These two groups cover everything kernel-thread-related we care about in
the kernel and I'm not going to deal with them here.  What I'm going to
describe is the primitives used to implement those mechanisms.

Historically the situation used to be different - kernel_thread() used to
be a fairly widely used public API until 2006 or so.  Some out-of-tree
code might still be using it; the proper fix is to switch to use of
kthread_run() and be done with that.  kthread_run() has calling conventions
and rules for callback similar to what kernel_thread() used to have, so
conversion tends to be trivial.

The rules for kernel_thread() callbacks (all 6 of them ;-) have changed,
though.  What we currently have is
	kernel_thread(fn, arg)
where arg is void * and fn is an int-returning function with void * as
argument.  New kernel thread is created and fn(arg) is called in it.
It should either never return (run forever, as kthreadd or call something
that would terminate the thread - do_exit() or, in one case, panic())
or return 0.  That is done after kernel_execve() has returned 0 and
then the thread will proceed into userland context created by that execve.
Note that some architectures still have kernel_execve() itself switch
to userland upon success; that's fine - this is just another case of
callback never returning to caller.  In other words, this switchover
to new model isn't a flagday affair - all callbacks are already in the
form that works both for converted and unconverted architectures.

	2. How should kernel_thread() and kernel_execve() work for
converted architecture?

Recall how the fork() works.  We have the syscall call do_fork(), passing
it the pointer to struct pt_regs created on syscall entry and holding the
userland state of caller.  do_fork() has new task_struct and new kernel
stack allocated; then it calls copy_thread(), which sets the arch-dependent
things for new process.  Then it makes the new task_struct visible to
scheduler and once it's picked for execution, it'll be woken up and proceed
to return to userland, restoring the userland state copied from the parent.
The work of copy_thread() is to arrange the things up for that.

It copies pt_regs to wherever the child would expect to find them on return
from syscall (usually on child's kernel stack) and sets things up so that
when the scheduler finally does switch_to() into the newborn, it will be
woken up in the code that will drive it to userland.  Normally switch_to()
wakes the next process up in the place where it has given the CPU last time,
i.e. in the same switch_to().  We could, in principle, set the things up
for newborn so that they would look that way.  No architecture goes to
such pains, though - no point faking a fairly deep call chain, especially
since changes in scheduler might require modifying all such fakers.  What's
done instead is a much shorter call chain - we act as if we had given CPU
up in the very beginning of ret_from_fork(), called from the syscall entry
glue.  Since we won't be going through the parts of schedule() done after
switch_to(), ret_from_fork() starts with calling schedule_tail() to mop
up.  Then it's off to the normal return from syscall.

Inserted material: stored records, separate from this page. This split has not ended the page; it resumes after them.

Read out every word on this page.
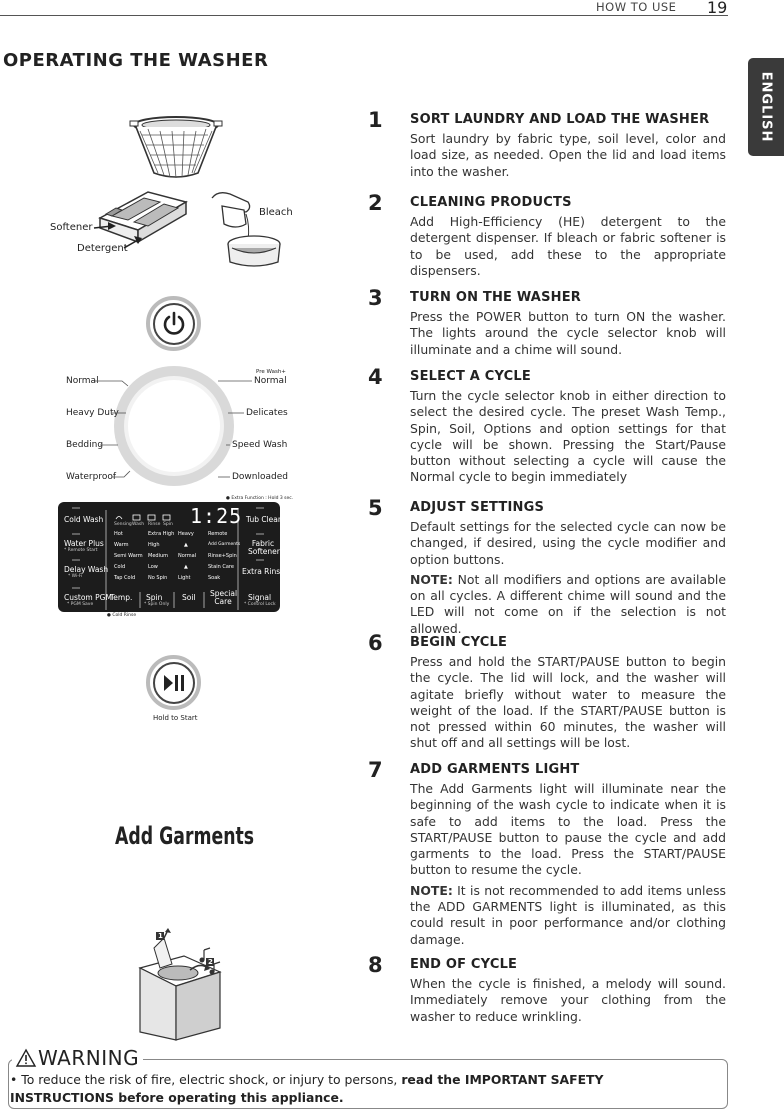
HOW TO USE 19
ENGLISH
OPERATING THE WASHER
1 SORT LAUNDRY AND LOAD THE WASHER
Sort laundry by fabric type, soil level, color and load size, as needed. Open the lid and load items into the washer.
2 CLEANING PRODUCTS
Add High-Efficiency (HE) detergent to the detergent dispenser. If bleach or fabric softener is to be used, add these to the appropriate dispensers.
3 TURN ON THE WASHER
Press the POWER button to turn ON the washer. The lights around the cycle selector knob will illuminate and a chime will sound.
4 SELECT A CYCLE
Turn the cycle selector knob in either direction to select the desired cycle. The preset Wash Temp., Spin, Soil, Options and option settings for that cycle will be shown. Pressing the Start/Pause button without selecting a cycle will cause the Normal cycle to begin immediately
5 ADJUST SETTINGS
Default settings for the selected cycle can now be changed, if desired, using the cycle modifier and option buttons.
NOTE: Not all modifiers and options are available on all cycles. A different chime will sound and the LED will not come on if the selection is not allowed.
6 BEGIN CYCLE
Press and hold the START/PAUSE button to begin the cycle. The lid will lock, and the washer will agitate briefly without water to measure the weight of the load. If the START/PAUSE button is not pressed within 60 minutes, the washer will shut off and all settings will be lost.
7 ADD GARMENTS LIGHT
The Add Garments light will illuminate near the beginning of the wash cycle to indicate when it is safe to add items to the load. Press the START/PAUSE button to pause the cycle and add garments to the load. Press the START/PAUSE button to resume the cycle.
NOTE: It is not recommended to add items unless the ADD GARMENTS light is illuminated, as this could result in poor performance and/or clothing damage.
8 END OF CYCLE
When the cycle is finished, a melody will sound. Immediately remove your clothing from the washer to reduce wrinkling.
Softener
Detergent
Bleach
Normal
Heavy Duty
Bedding
Waterproof
Pre Wash+
Normal
Delicates
Speed Wash
Downloaded
● Extra Function : Hold 3 sec.
Cold Wash
Water Plus
* Remote Start
Delay Wash
* Wi-Fi
Custom PGM
* PGM Save
Sensing Wash Rinse Spin 1:25
Hot
Warm
Semi Warm
Cold
Tap Cold
Extra High
High
Medium
Low
No Spin
Heavy
▲
Normal
▲
Light
Remote
Add Garments
Rinse+Spin
Stain Care
Soak
Tub Clean
Fabric Softener
Extra Rinse
Temp. Spin
* Spin Only
Soil Special Care	Signal
* Control Lock
● Cold Rinse
Hold to Start
Add Garments
1
2
WARNING
• To reduce the risk of fire, electric shock, or injury to persons, read the IMPORTANT SAFETY INSTRUCTIONS before operating this appliance.
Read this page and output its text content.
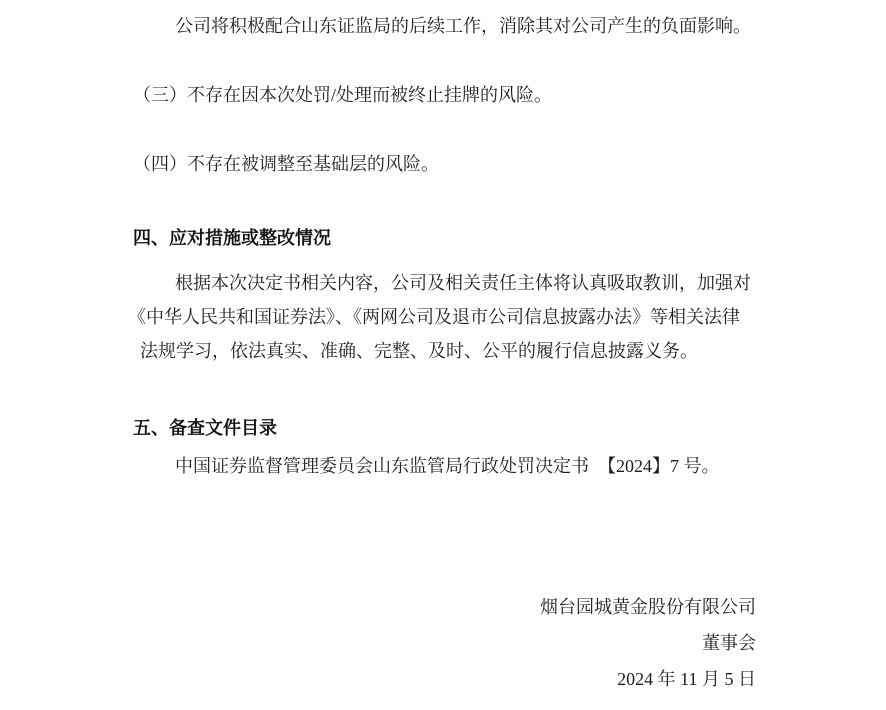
公司将积极配合山东证监局的后续工作，消除其对公司产生的负面影响。

（三）不存在因本次处罚/处理而被终止挂牌的风险。

（四）不存在被调整至基础层的风险。

四、应对措施或整改情况

根据本次决定书相关内容，公司及相关责任主体将认真吸取教训，加强对

《中华人民共和国证券法》、《两网公司及退市公司信息披露办法》等相关法律

法规学习，依法真实、准确、完整、及时、公平的履行信息披露义务。

五、备查文件目录

中国证券监督管理委员会山东监管局行政处罚决定书　【2024】7 号。

烟台园城黄金股份有限公司
董事会
2024 年 11 月 5 日
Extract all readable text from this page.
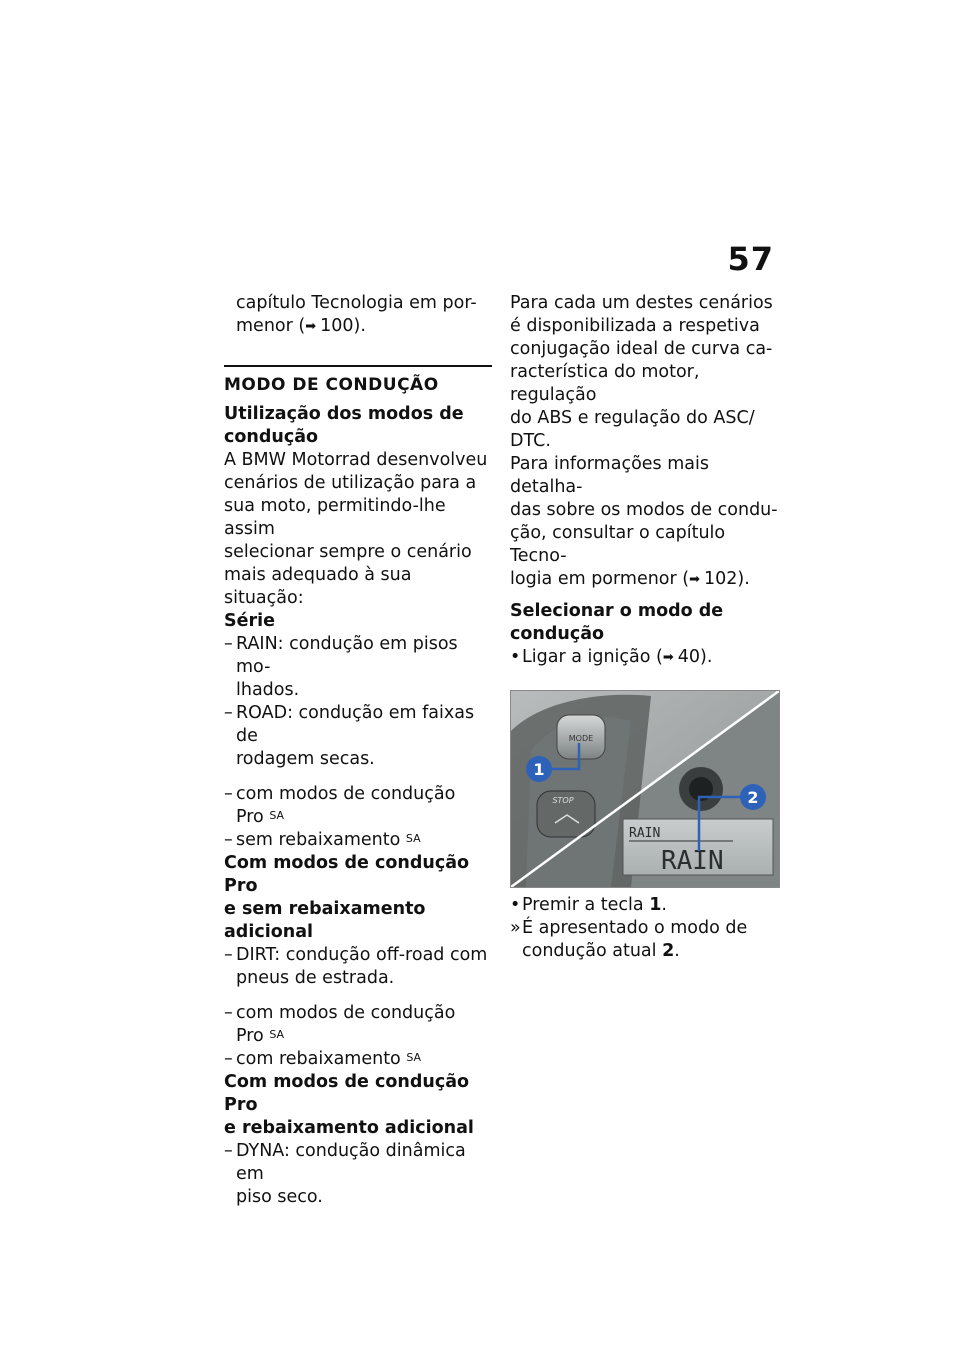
57

capítulo Tecnologia em por-

menor (➡ 100).

MODO DE CONDUÇÃO

Utilização dos modos de

condução

A BMW Motorrad desenvolveu

cenários de utilização para a

sua moto, permitindo-lhe assim

selecionar sempre o cenário

mais adequado à sua situação:

Série

– RAIN: condução em pisos mo-
lhados.
– ROAD: condução em faixas de
rodagem secas.
– com modos de condução
Pro $^{SA}$
– sem rebaixamento $^{SA}$

Com modos de condução Pro

e sem rebaixamento adicional

– DIRT: condução off-road com
pneus de estrada.
– com modos de condução
Pro $^{SA}$
– com rebaixamento $^{SA}$

Com modos de condução Pro

e rebaixamento adicional

– DYNA: condução dinâmica em
piso seco.

Para cada um destes cenários

é disponibilizada a respetiva

conjugação ideal de curva ca-

racterística do motor, regulação

do ABS e regulação do ASC/

DTC.

Para informações mais detalha-

das sobre os modos de condu-

ção, consultar o capítulo Tecno-

logia em pormenor (➡ 102).

Selecionar o modo de

condução

• Ligar a ignição (➡ 40).
MODE
STOP
RAIN
RAIN
1
2
• Premir a tecla 1.
» É apresentado o modo de
condução atual 2.
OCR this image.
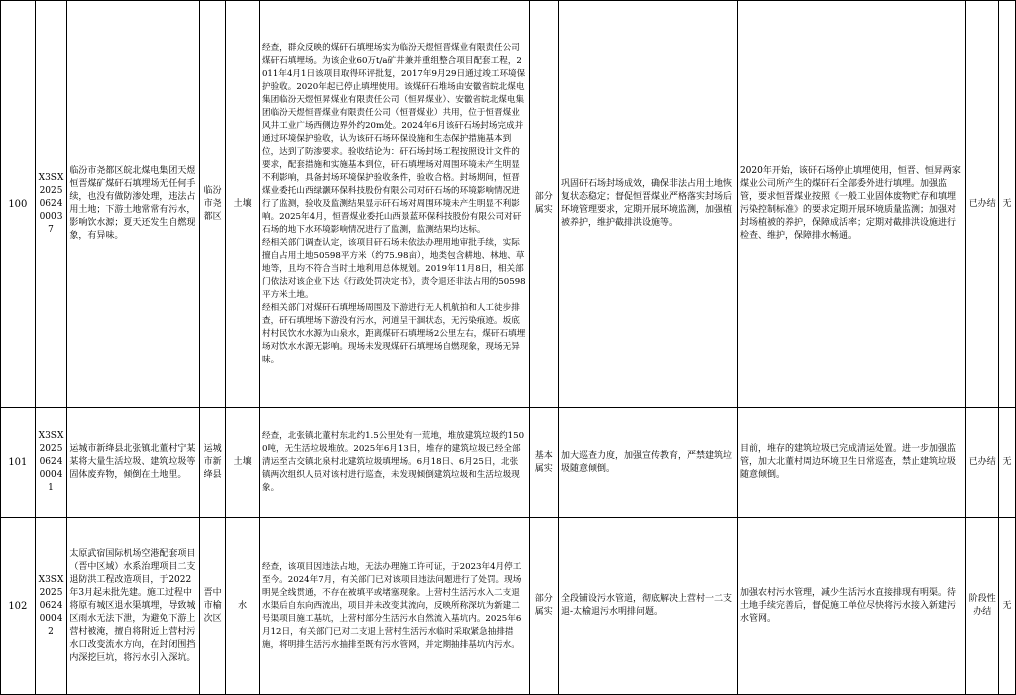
100	X3SX2025062400037	临汾市尧都区皖北煤电集团天煜恒晋煤矿煤矸石填埋场无任何手续，也没有做防渗处理，违法占用土地；下游土地常常有污水，影响饮水源；夏天还发生自燃现象，有异味。	临汾市尧都区	土壤	经查，群众反映的煤矸石填埋场实为临汾天煜恒晋煤业有限责任公司煤矸石填埋场。为该企业60万t/a矿井兼并重组整合项目配套工程，2011年4月1日该项目取得环评批复，2017年9月29日通过竣工环境保护验收。2020年起已停止填埋使用。该煤矸石堆场由安徽省皖北煤电集团临汾天煜恒昇煤业有限责任公司（恒昇煤业）、安徽省皖北煤电集团临汾天煜恒晋煤业有限责任公司（恒晋煤业）共用，位于恒晋煤业风井工业广场西侧边界外约20m处。2024年6月该矸石场封场完成并通过环境保护验收，认为该矸石场环保设施和生态保护措施基本到位，达到了防渗要求。验收结论为：矸石场封场工程按照设计文件的要求，配套措施和实施基本到位，矸石填埋场对周围环境未产生明显不利影响，具备封场环境保护验收条件，验收合格。封场期间，恒晋煤业委托山西绿灏环保科技股份有限公司对矸石场的环境影响情况进行了监测，验收及监测结果显示矸石场对周围环境未产生明显不利影响。2025年4月，恒晋煤业委托山西景蓝环保科技股份有限公司对矸石场的地下水环境影响情况进行了监测，监测结果均达标。
经相关部门调查认定，该项目矸石场未依法办理用地审批手续，实际擅自占用土地50598平方米（约75.98亩），地类包含耕地、林地、草地等，且均不符合当时土地利用总体规划。2019年11月8日，相关部门依法对该企业下达《行政处罚决定书》，责令退还非法占用的50598平方米土地。
经相关部门对煤矸石填埋场周围及下游进行无人机航拍和人工徒步排查，矸石填埋场下游没有污水，河道呈干涸状态，无污染痕迹。坂底村村民饮水水源为山泉水，距离煤矸石填埋场2公里左右，煤矸石填埋场对饮水水源无影响。现场未发现煤矸石填埋场自燃现象，现场无异味。	部分属实	巩固矸石场封场成效，确保非法占用土地恢复状态稳定；督促恒晋煤业严格落实封场后环境管理要求，定期开展环境监测，加强植被养护，维护截排洪设施等。	2020年开始，该矸石场停止填埋使用，恒晋、恒昇两家煤业公司所产生的煤矸石全部委外进行填埋。加强监管，要求恒晋煤业按照《一般工业固体废物贮存和填埋污染控制标准》的要求定期开展环境质量监测；加强对封场植被的养护，保障成活率；定期对截排洪设施进行检查、维护，保障排水畅通。	已办结	无
101	X3SX2025062400041	运城市新绛县北张镇北董村宁某某将大量生活垃圾、建筑垃圾等固体废弃物，倾倒在土地里。	运城市新绛县	土壤	经查，北张镇北董村东北约1.5公里处有一荒地，堆放建筑垃圾约1500吨，无生活垃圾堆放。2025年6月13日，堆存的建筑垃圾已经全部清运至古交镇北泉村北建筑垃圾填埋场。6月18日、6月25日，北张镇两次组织人员对该村进行巡查，未发现倾倒建筑垃圾和生活垃圾现象。	基本属实	加大巡查力度，加强宣传教育，严禁建筑垃圾随意倾倒。	目前，堆存的建筑垃圾已完成清运处置。进一步加强监管，加大北董村周边环境卫生日常巡查，禁止建筑垃圾随意倾倒。	已办结	无
102	X3SX2025062400042	太原武宿国际机场空港配套项目（晋中区域）水系治理项目二支退防洪工程改造项目，于2022年3月起未批先建。施工过程中将原有城区退水渠填埋，导致城区雨水无法下泄，为避免下游上营村被淹，擅自将附近上营村污水口改变流水方向，在封闭围挡内深挖巨坑，将污水引入深坑。	晋中市榆次区	水	经查，该项目因违法占地，无法办理施工许可证，于2023年4月停工至今。2024年7月，有关部门已对该项目违法问题进行了处罚。现场明晃全线贯通，不存在被填平或堵塞现象。上营村生活污水入二支退水渠后自东向西流出，项目并未改变其流向，反映所称深坑为新建二号渠项目施工基坑，上营村部分生活污水自然流入基坑内。2025年6月12日，有关部门已对二支退上营村生活污水临时采取紧急抽排措施，将明排生活污水抽排至既有污水管网，并定期抽排基坑内污水。	部分属实	全段铺设污水管道，彻底解决上营村一二支退-太榆退污水明排问题。	加强农村污水管理，减少生活污水直接排现有明渠。待土地手续完善后，督促施工单位尽快将污水接入新建污水管网。	阶段性办结	无
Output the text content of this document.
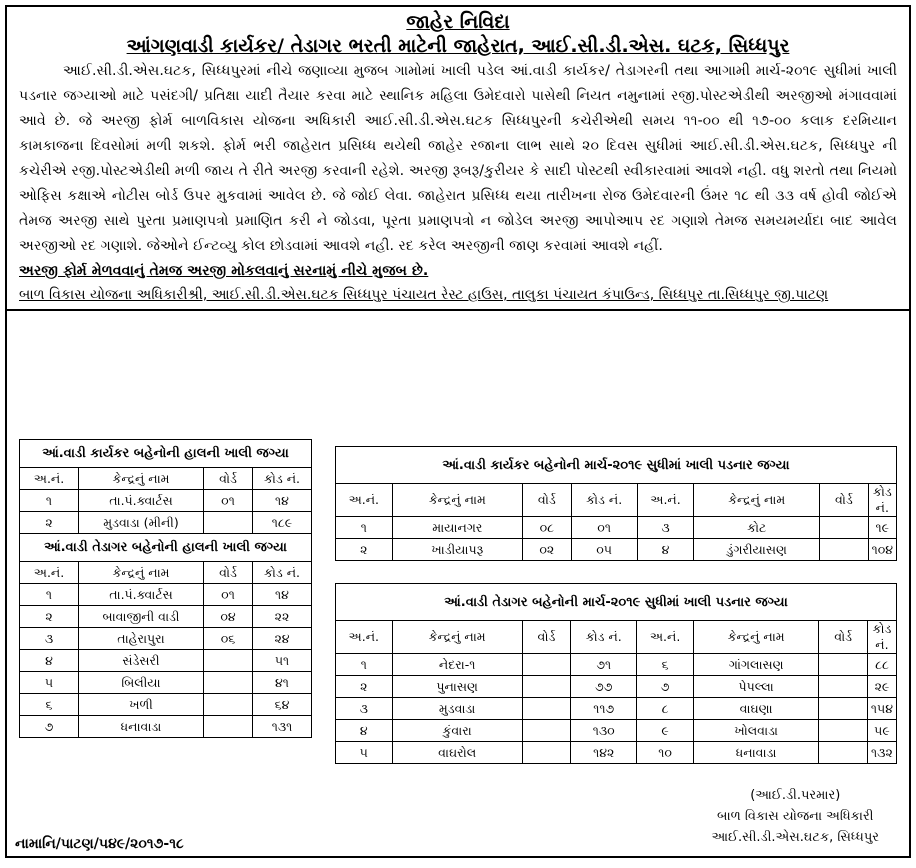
જાહેર નિવિદા
આંગણવાડી કાર્યકર/ તેડાગર ભરતી માટેની જાહેરાત, આઈ.સી.ડી.એસ. ઘટક, સિધ્ધપુર
આઈ.સી.ડી.એસ.ઘટક, સિધ્ધપુરમાં નીચે જણાવ્યા મુજબ ગામોમાં ખાલી પડેલ આં.વાડી કાર્યકર/ તેડાગરની તથા આગામી માર્ચ-૨૦૧૯ સુધીમાં ખાલી પડનાર જગ્યાઓ માટે પસંદગી/ પ્રતિક્ષા યાદી તૈયાર કરવા માટે સ્થાનિક મહિલા ઉમેદવારો પાસેથી નિયત નમુનામાં રજી.પોસ્ટએડીથી અરજીઓ મંગાવવામાં આવે છે. જે અરજી ફોર્મ બાળવિકાસ યોજના અધિકારી આઈ.સી.ડી.એસ.ઘટક સિધ્ધપુરની કચેરીએથી સમય ૧૧-૦૦ થી ૧૭-૦૦ કલાક દરમિયાન કામકાજના દિવસોમાં મળી શકશે. ફોર્મ ભરી જાહેરાત પ્રસિધ્ધ થયેથી જાહેર રજાના લાભ સાથે ૨૦ દિવસ સુધીમાં આઈ.સી.ડી.એસ.ઘટક, સિધ્ધપુર ની કચેરીએ રજી.પોસ્ટએડીથી મળી જાય તે રીતે અરજી કરવાની રહેશે. અરજી રૂબરૂ/કુરીયર કે સાદી પોસ્ટથી સ્વીકારવામાં આવશે નહી. વધુ શરતો તથા નિયમો ઓફિસ કક્ષાએ નોટીસ બોર્ડ ઉપર મુકવામાં આવેલ છે. જે જોઈ લેવા. જાહેરાત પ્રસિધ્ધ થયા તારીખના રોજ ઉમેદવારની ઉંમર ૧૮ થી ૩૩ વર્ષ હોવી જોઈએ તેમજ અરજી સાથે પુરતા પ્રમાણપત્રો પ્રમાણિત કરી ને જોડવા, પૂરતા પ્રમાણપત્રો ન જોડેલ અરજી આપોઆપ રદ ગણાશે તેમજ સમયમર્યાદા બાદ આવેલ અરજીઓ રદ ગણાશે. જેઓને ઈન્ટવ્યુ કોલ છોડવામાં આવશે નહી. રદ કરેલ અરજીની જાણ કરવામાં આવશે નહીં.
અરજી ફોર્મ મેળવવાનું તેમજ અરજી મોકલવાનું સરનામું નીચે મુજબ છે.
બાળ વિકાસ યોજના અધિકારીશ્રી, આઈ.સી.ડી.એસ.ઘટક સિધ્ધપુર પંચાયત રેસ્ટ હાઉસ, તાલુકા પંચાયત કંપાઉન્ડ, સિધ્ધપુર તા.સિધ્ધપુર જી.પાટણ
આં.વાડી કાર્યકર બહેનોની હાલની ખાલી જગ્યા			
અ.નં.	કેન્દ્રનું નામ	વોર્ડ	કોડ નં.
૧	તા.પં.ક્વાર્ટસ	૦૧	૧૪
૨	મુડવાડા (મીની)		૧૮૯
આં.વાડી તેડાગર બહેનોની હાલની ખાલી જગ્યા			
અ.નં.	કેન્દ્રનું નામ	વોર્ડ	કોડ નં.
૧	તા.પં.ક્વાર્ટસ	૦૧	૧૪
૨	બાવાજીની વાડી	૦૪	૨૨
૩	તાહેરાપુરા	૦૬	૨૪
૪	સંડેસરી		૫૧
૫	બિલીયા		૪૧
૬	ખળી		૬૪
૭	ધનાવાડા		૧૩૧
આં.વાડી કાર્યકર બહેનોની માર્ચ-૨૦૧૯ સુધીમાં ખાલી પડનાર જગ્યા							
અ.નં.	કેન્દ્રનું નામ	વોર્ડ	કોડ નં.	અ.નં.	કેન્દ્રનું નામ	વોર્ડ	કોડ નં.
૧	માયાનગર	૦૮	૦૧	૩	કોટ		૧૯
૨	ખાડીયાપરૂ	૦૨	૦૫	૪	ડુંગરીયાસણ		૧૦૪
આં.વાડી તેડાગર બહેનોની માર્ચ-૨૦૧૯ સુધીમાં ખાલી પડનાર જગ્યા							
અ.નં.	કેન્દ્રનું નામ	વોર્ડ	કોડ નં.	અ.નં.	કેન્દ્રનું નામ	વોર્ડ	કોડ નં.
૧	નેદરા-૧		૭૧	૬	ગાંગલાસણ		૮૮
૨	પુનાસણ		૭૭	૭	પેપલ્લા		૨૯
૩	મુડવાડા		૧૧૭	૮	વાઘણા		૧૫૪
૪	કુંવારા		૧૩૦	૯	ખોલવાડા		૫૯
૫	વાઘરોલ		૧૪૨	૧૦	ધનાવાડા		૧૩૨
(આઈ.ડી.પરમાર)
બાળ વિકાસ યોજના અધિકારી
આઈ.સી.ડી.એસ.ઘટક, સિધ્ધપુર
નામાનિ/પાટણ/૫૪૯/૨૦૧૭-૧૮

Old implementation of kernel_thread() had been rather convoluted.  In the
best case, it filled struct pt_regs according to its arguments and passed
them to do_fork().  The goal was to fool the code doing return from
syscall into *not* leaving the kernel mode, so that newborn would have
(after emptying its kernel stack) end up in a helper function with the
right values in registers.  Running in kernel mode.  The helper took
fn and arg, and called the former passing it the latter.  Then it called
do_exit(), assuming it got that far.  Contortions came from the "fool
the return from syscall into leaving us in kernel mode" part.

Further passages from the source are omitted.